2 January - 27 March 2007: Department of Mathematics and Statistics, University of Canterbury, NZ.
September - December 2007: At the Phylogenetics programme at the Newton Institute, Cambridge, U.K.
March 2008: At the Combinatorics and Statistical Mechanics programme at the Newton Institute.
11 May - 16 May 2008: Dagstuhl seminar: Design and Analysis of Randomized and Approximation Algorithms.
Spring 2009: Department of Mathematics and Statistics, University of Canterbury, NZ.


Research Topics
The three specific topics which were the immediate focus of the project are below. Papers generated while working on the project can be found in my publications list.
A) Approximation schemes for hybridisation number and SPR distance.
B) Random generation of consistent phylogenetic trees.
C) Metastable states of Markov chains and convergence diagnostics.

A) One of the main tools used to understand reticulation events in evolutionary biology is an operation called (rooted) subtree prune and regraft (rSPR). Hybridisation events are relatively rare, so a fundamental problem is: given a collection of phylogenetic trees that correctly represent the tree-like evolution of different parts of various species genomes, what is the smallest number of reticulation events required so that all of the trees are simultaneously `displayed' by a single hybrid phylogeny. This `hybrid number' is closely related to the rSPR distance. For two trees, the hybrid number is the minimum number of rSPR operations required to transform one tree into the other with no temporal inconsistency, i.e. the implied digraph representing the hybrid phylogeny is acyclic. Computing either the rSPR distance or hybrid number exactly is NP-hard; approximating either problem is APX-hard. The specific goals of this topic are to:
i) find an approximation scheme for the hybrid number of a pair of phylogenetic trees;
ii) close the gap between inapproximability results and approximation schemes for the rSPR distance.
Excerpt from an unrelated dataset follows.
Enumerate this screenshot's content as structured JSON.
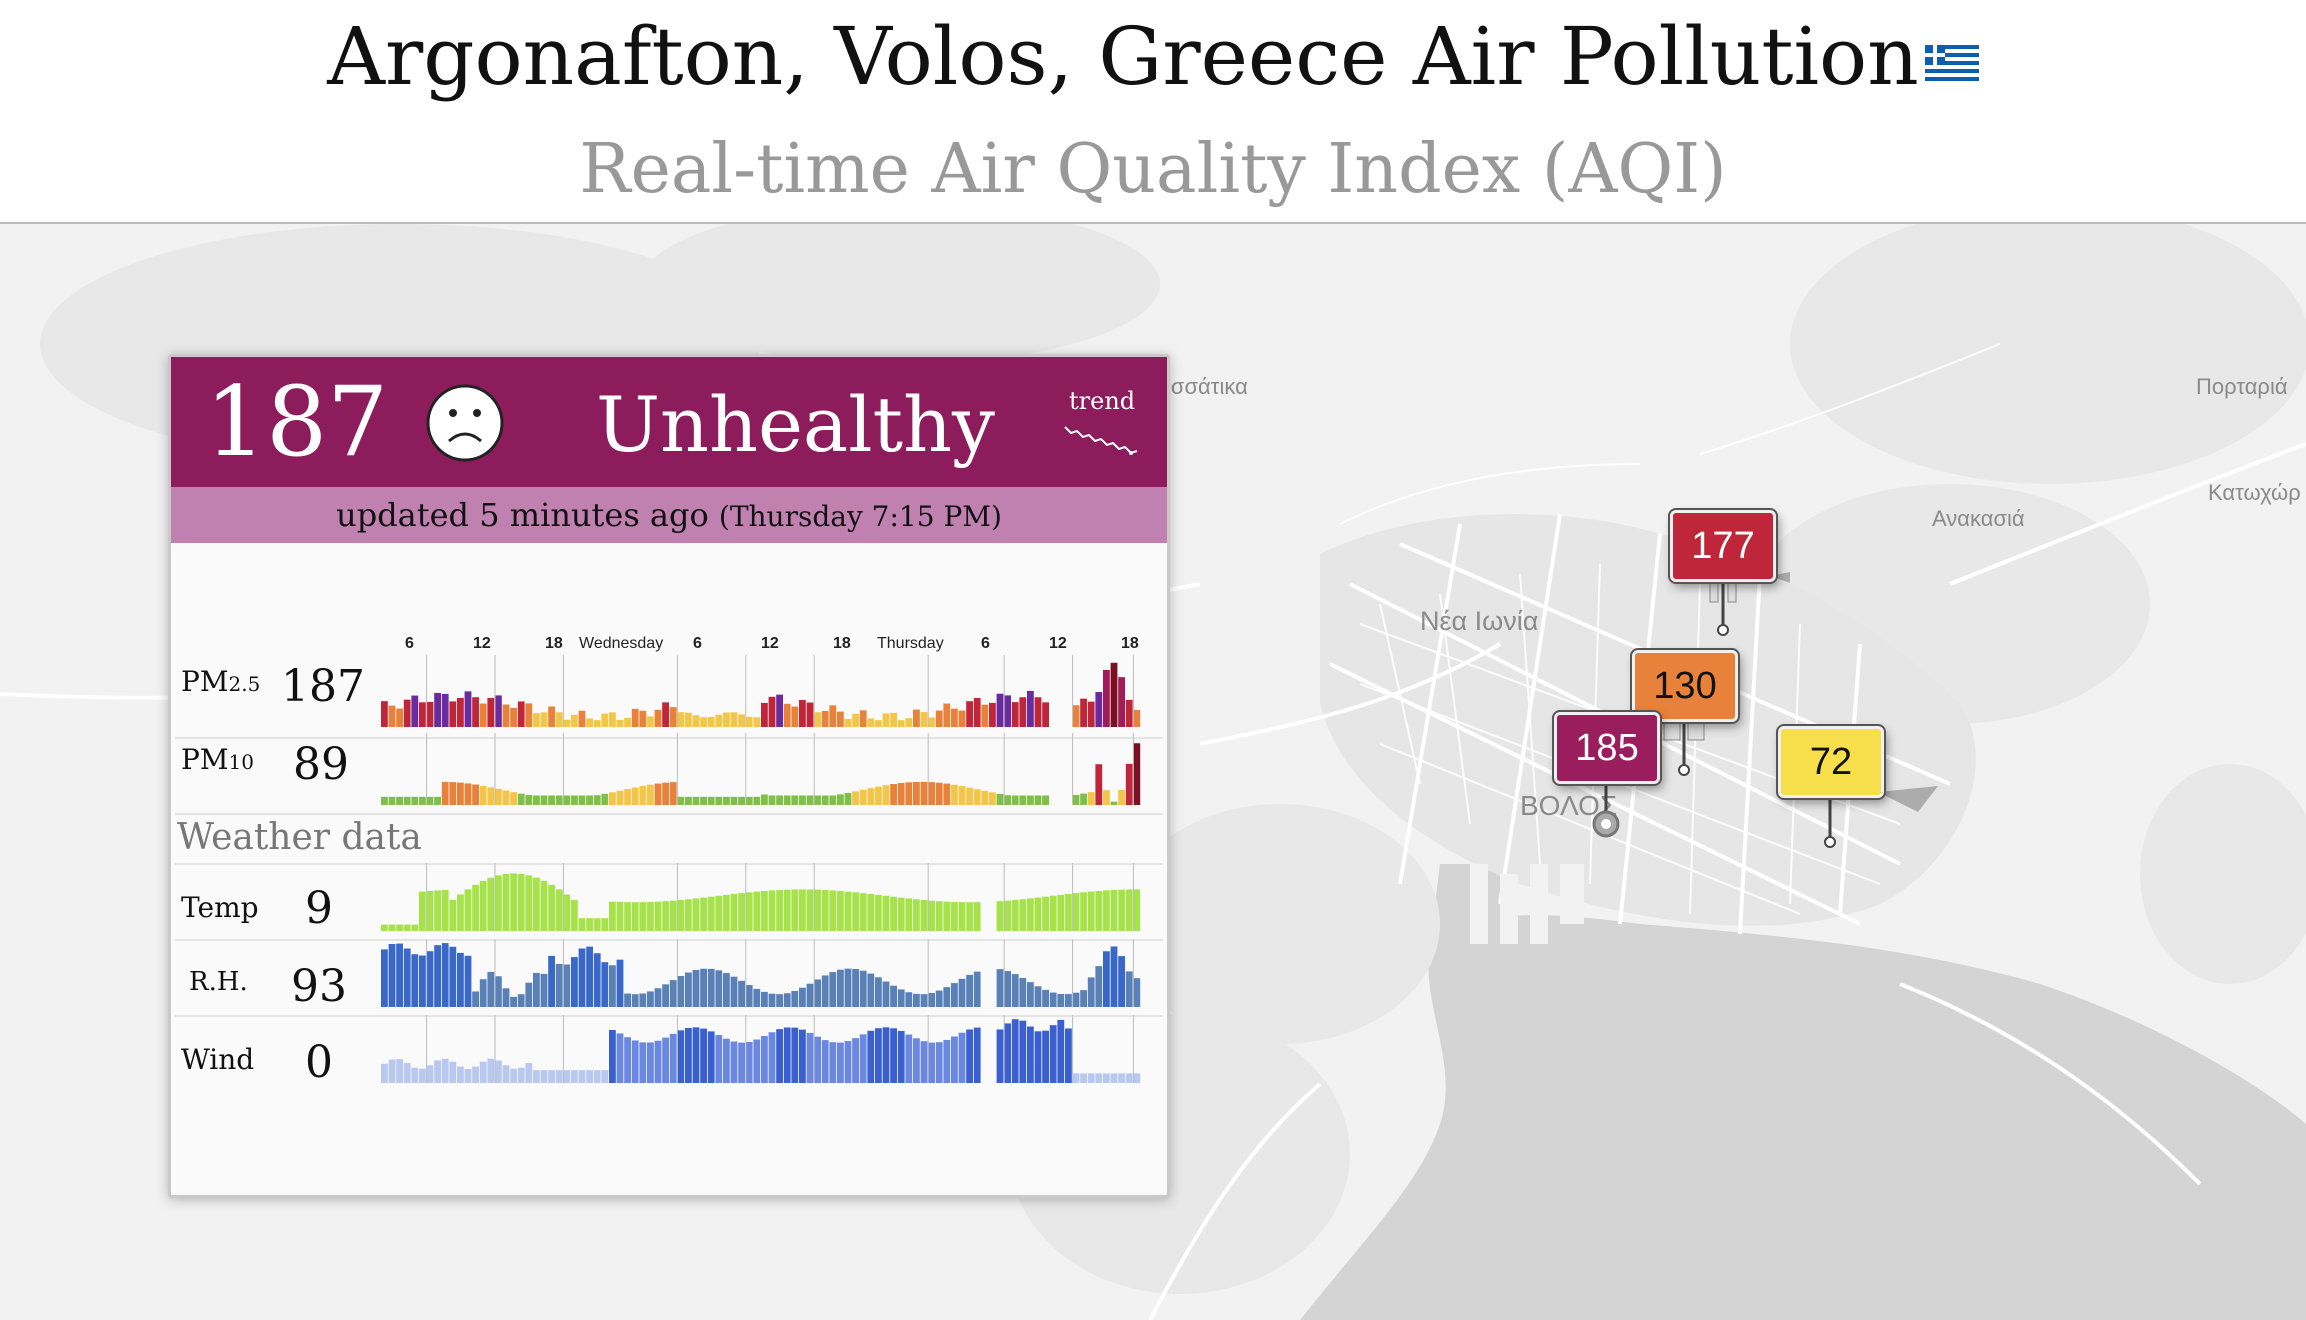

B) A phylogenetic tree that displays a given set of rooted subtrees is said to be consistent. Computing the number of consistent trees is #P-hard. However a strong approximation (FPRAS) could be possible using a MCMC algorithm. A natural Markov chain (branch rotation, or SPR based chains) converges to the uniform distribution on the set of consistent trees. The primary goals of this topic are to:
i) establish upper or lower bounds on the mixing time of this chain;
ii) study alternative Markov chains with statespace the set of consistent trees.

C) Due to the difficulty of proving rapid mixing, and stringent conditions required for other non-quantitative convergence tests (for example geometric ergodicity), many convergence diagnostics have become widely used to test whether an observed simulation has reached stationarity. Such diagnostics can falsely indicate convergence if the Markov chain enters a metastable state. This topic will focus on what conditions are required for metastable states to exist, and how well popular convergence diagnostics can detect such metastable states. In particular,
i) to identify metastable states in Markov chains;
ii) determine whether the chains in topic B i), ii) give rise to metastable states;
iii) and whether typical metastable states be easily indentified by targeted diagnostics.